That was the trouble with stamp collecting. You never ran out of things to want. If he’d collected something else – rocks, say, or old Victrolas, or art – he’d run out of room sooner or later. His one-bedroom apartment was spacious enough by New York’s severe standards, but it wouldn’t take many paintings to fill the available wall space. With stamps, though, he had a set of ten large albums, occupying no more than five running feet of bookshelf space, and he could collect for the rest of his life and spend millions of dollars and never fill them.

Meanwhile, it wasn’t as though he couldn’t afford six hundred dollars for the Swedish reprints, not with the fee he was collecting for the job that had brought him to Des Moines. And McCue’s price was certainly fair. He’d be getting them for a third of catalog, and would have cheerfully paid close to full catalog value for them.

And did it matter if he wound up short of cash? He’d be out of Des Moines in a day or two, three at the most, and aside from buying the occasional newspaper and the odd cup of coffee, what did he need cash for, anyway? Fifty bucks to cover a cab home from the airport? That was about it.

He shifted six hundred dollars from his wallet to his breast pocket and went back to have another look at the stamps. No question, these babies were going home with him. “Suppose I pay cash?” he said. “That get me any kind of a discount?”

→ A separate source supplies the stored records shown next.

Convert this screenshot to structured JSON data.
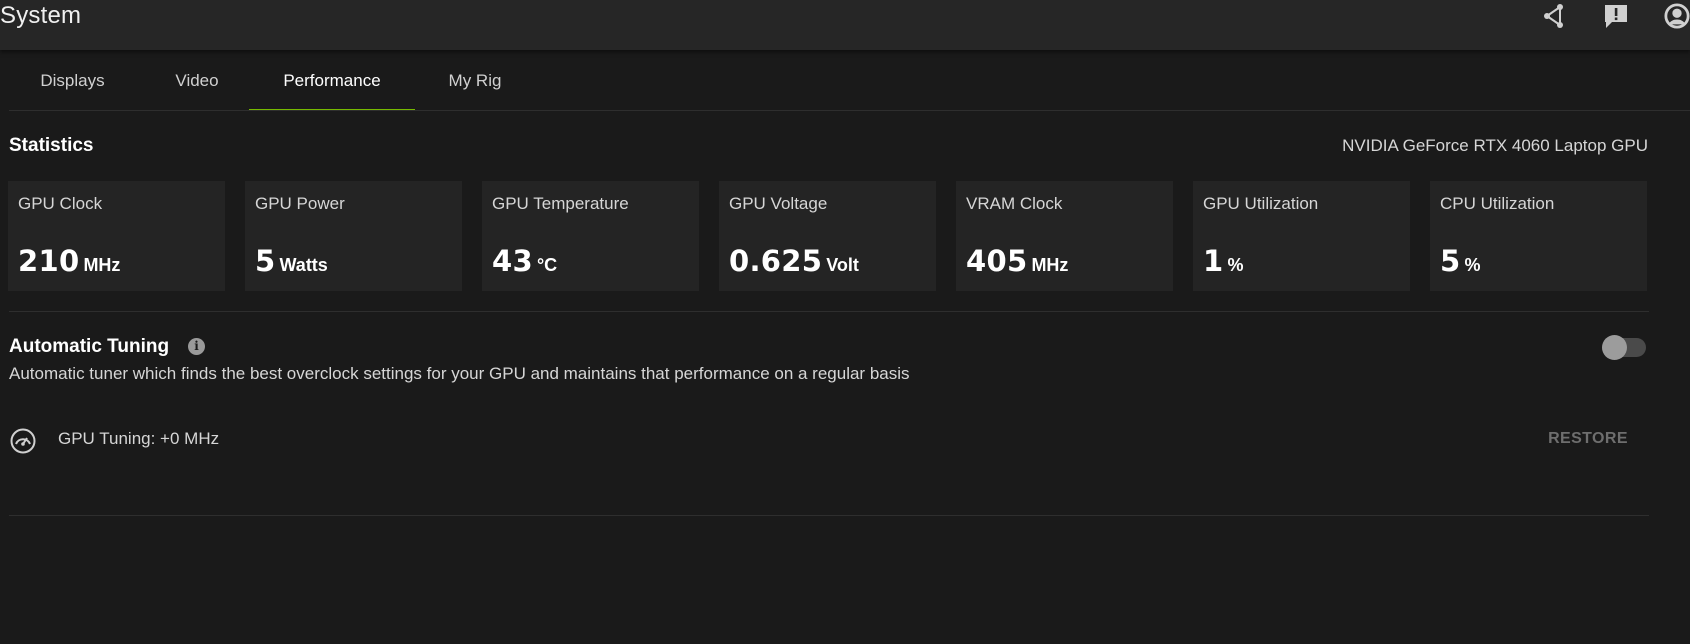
{
  "window": {
    "title": "System"
  },
  "top_icons": [
    {
      "icon": "share-icon"
    },
    {
      "icon": "feedback-icon"
    },
    {
      "icon": "profile-icon"
    }
  ],
  "tabs": [
    {
      "label": "Displays",
      "active": false
    },
    {
      "label": "Video",
      "active": false
    },
    {
      "label": "Performance",
      "active": true
    },
    {
      "label": "My Rig",
      "active": false
    }
  ],
  "statistics": {
    "title": "Statistics",
    "gpu_name": "NVIDIA GeForce RTX 4060 Laptop GPU",
    "cards": [
      {
        "label": "GPU Clock",
        "value": "210",
        "unit": "MHz"
      },
      {
        "label": "GPU Power",
        "value": "5",
        "unit": "Watts"
      },
      {
        "label": "GPU Temperature",
        "value": "43",
        "unit": "°C"
      },
      {
        "label": "GPU Voltage",
        "value": "0.625",
        "unit": "Volt"
      },
      {
        "label": "VRAM Clock",
        "value": "405",
        "unit": "MHz"
      },
      {
        "label": "GPU Utilization",
        "value": "1",
        "unit": "%"
      },
      {
        "label": "CPU Utilization",
        "value": "5",
        "unit": "%"
      }
    ]
  },
  "automatic_tuning": {
    "title": "Automatic Tuning",
    "description": "Automatic tuner which finds the best overclock settings for your GPU and maintains that performance on a regular basis",
    "toggle_on": false,
    "tuning_status": "GPU Tuning: +0 MHz",
    "restore_label": "RESTORE"
  },
  "colors": {
    "accent": "#76b900",
    "background": "#1a1a1a",
    "card": "#242424",
    "topbar": "#262626"
  }
}
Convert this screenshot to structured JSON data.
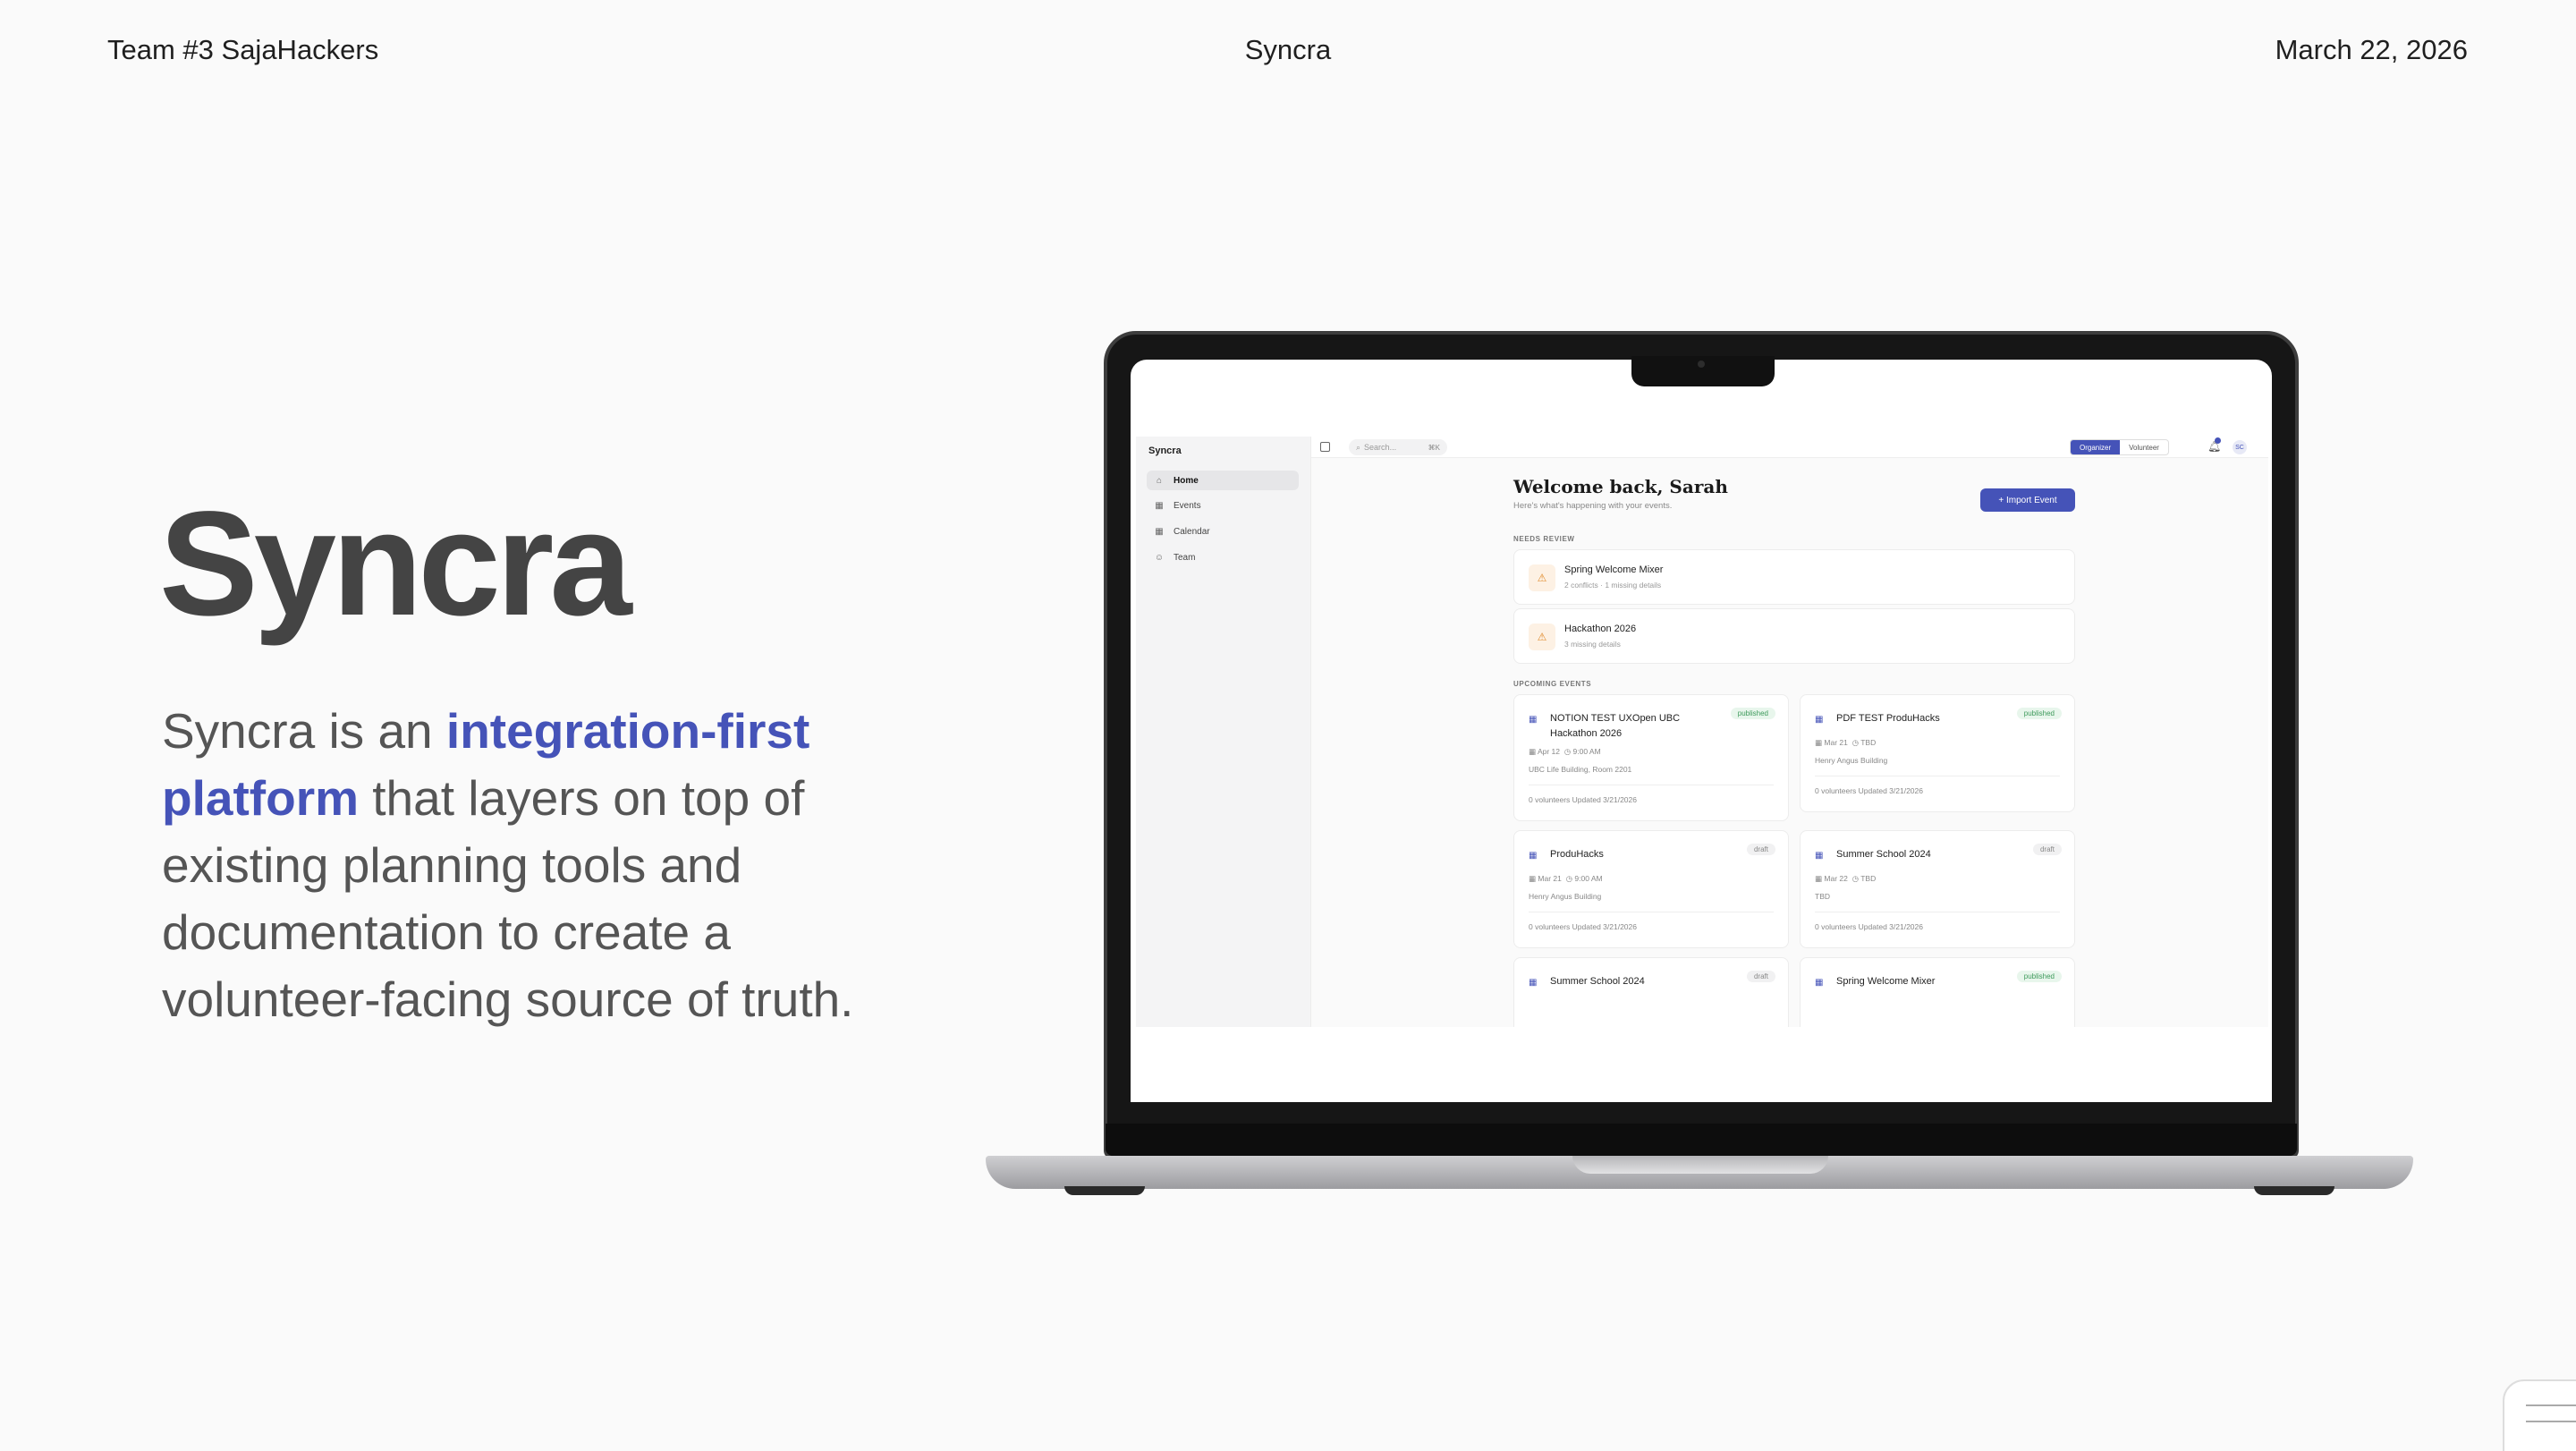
{
  "slide": {
    "header_left": "Team #3 SajaHackers",
    "header_center": "Syncra",
    "header_right": "March 22, 2026",
    "title": "Syncra",
    "desc_prefix": "Syncra is an ",
    "desc_highlight": "integration-first platform",
    "desc_suffix": " that layers on top of existing planning tools and documentation to create a volunteer-facing source of truth."
  },
  "colors": {
    "accent": "#4553b8",
    "published": "#3e9a5b",
    "warning": "#e08a2b"
  },
  "app": {
    "brand": "Syncra",
    "nav": [
      {
        "label": "Home",
        "icon": "home-icon",
        "active": true
      },
      {
        "label": "Events",
        "icon": "calendar-icon",
        "active": false
      },
      {
        "label": "Calendar",
        "icon": "calendar-icon",
        "active": false
      },
      {
        "label": "Team",
        "icon": "user-icon",
        "active": false
      }
    ],
    "search_placeholder": "Search...",
    "search_shortcut": "⌘K",
    "roles": {
      "organizer": "Organizer",
      "volunteer": "Volunteer"
    },
    "avatar_initials": "SC",
    "welcome": "Welcome back, Sarah",
    "welcome_sub": "Here's what's happening with your events.",
    "import_button": "+ Import Event",
    "needs_review_label": "NEEDS REVIEW",
    "needs_review": [
      {
        "title": "Spring Welcome Mixer",
        "subtitle": "2 conflicts · 1 missing details"
      },
      {
        "title": "Hackathon 2026",
        "subtitle": "3 missing details"
      }
    ],
    "upcoming_label": "UPCOMING EVENTS",
    "events": [
      {
        "name": "NOTION TEST UXOpen UBC Hackathon 2026",
        "status": "published",
        "date": "Apr 12",
        "time": "9:00 AM",
        "location": "UBC Life Building, Room 2201",
        "footer": "0 volunteers   Updated 3/21/2026"
      },
      {
        "name": "PDF TEST ProduHacks",
        "status": "published",
        "date": "Mar 21",
        "time": "TBD",
        "location": "Henry Angus Building",
        "footer": "0 volunteers   Updated 3/21/2026"
      },
      {
        "name": "ProduHacks",
        "status": "draft",
        "date": "Mar 21",
        "time": "9:00 AM",
        "location": "Henry Angus Building",
        "footer": "0 volunteers   Updated 3/21/2026"
      },
      {
        "name": "Summer School 2024",
        "status": "draft",
        "date": "Mar 22",
        "time": "TBD",
        "location": "TBD",
        "footer": "0 volunteers   Updated 3/21/2026"
      },
      {
        "name": "Summer School 2024",
        "status": "draft"
      },
      {
        "name": "Spring Welcome Mixer",
        "status": "published"
      }
    ]
  }
}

“Don’t see much cash anymore,” McCue said, and grinned. One side of his mouth went up while the rest stayed frozen. “Tell you what, we can skip the sales tax, long as you promise not to tell the governor.”

“My lips are sealed.”

“And I’ll throw in those Norway stamps you picked out, though I don’t guess that’ll save you much. They can’t come to more than ten dollars, can they?”

“More like six or seven.”

“Well, that’ll buy you a hamburger, if you don’t want fries with it. Call it an even six hundred and we’re good.”

Keller gave him the money. McCue was counting it while Keller made sure he had all of the stamps he’d bought, tucking them away in an inside jacket pocket, adding the pair of tongs to another, closing the stamp catalog, when abruptly McCue said, “Oh, holy hell! Hold everything.”

Were the bills counterfeit? He froze, wondering what was the matter, but McCue was on his feet, walking over to the radio, turning up the volume. The music had stopped and an agitated announcer was interrupting with a news bulletin.

“Holy hell,” McCue said again. “We’re in for it now.”

2

Dot must have been sitting right next to the phone. She picked it up halfway through the first ring and said, “That wasn’t you, was it?”

“Of course not.”

“I didn’t think so. The picture they showed on CNN didn’t look much like the one they sent us.”

It made him nervous, talking like this on a cell phone. The technology kept improving, to the point where you had to take it for granted that there was a record somewhere of every call you made, and that the authorities could access the information in a heartbeat. If you used a cell phone, they could pinpoint the location of it when you made the call. They kept building better mousetraps, and the mice had to be correspondingly more resourceful. Lately, whenever he had a job, he would buy two prepaid cell phones for cash from a store on West Twenty-third Street, making up a name and address for their records. He’d give one to Dot and keep the other for himself, and the only calls either would make were to the other. He’d called a few days ago, to report his arrival in Des Moines, and he’d called again earlier that morning to say that they’d told him to wait at least one more day, although he could have hit the guy and been on his way home by now.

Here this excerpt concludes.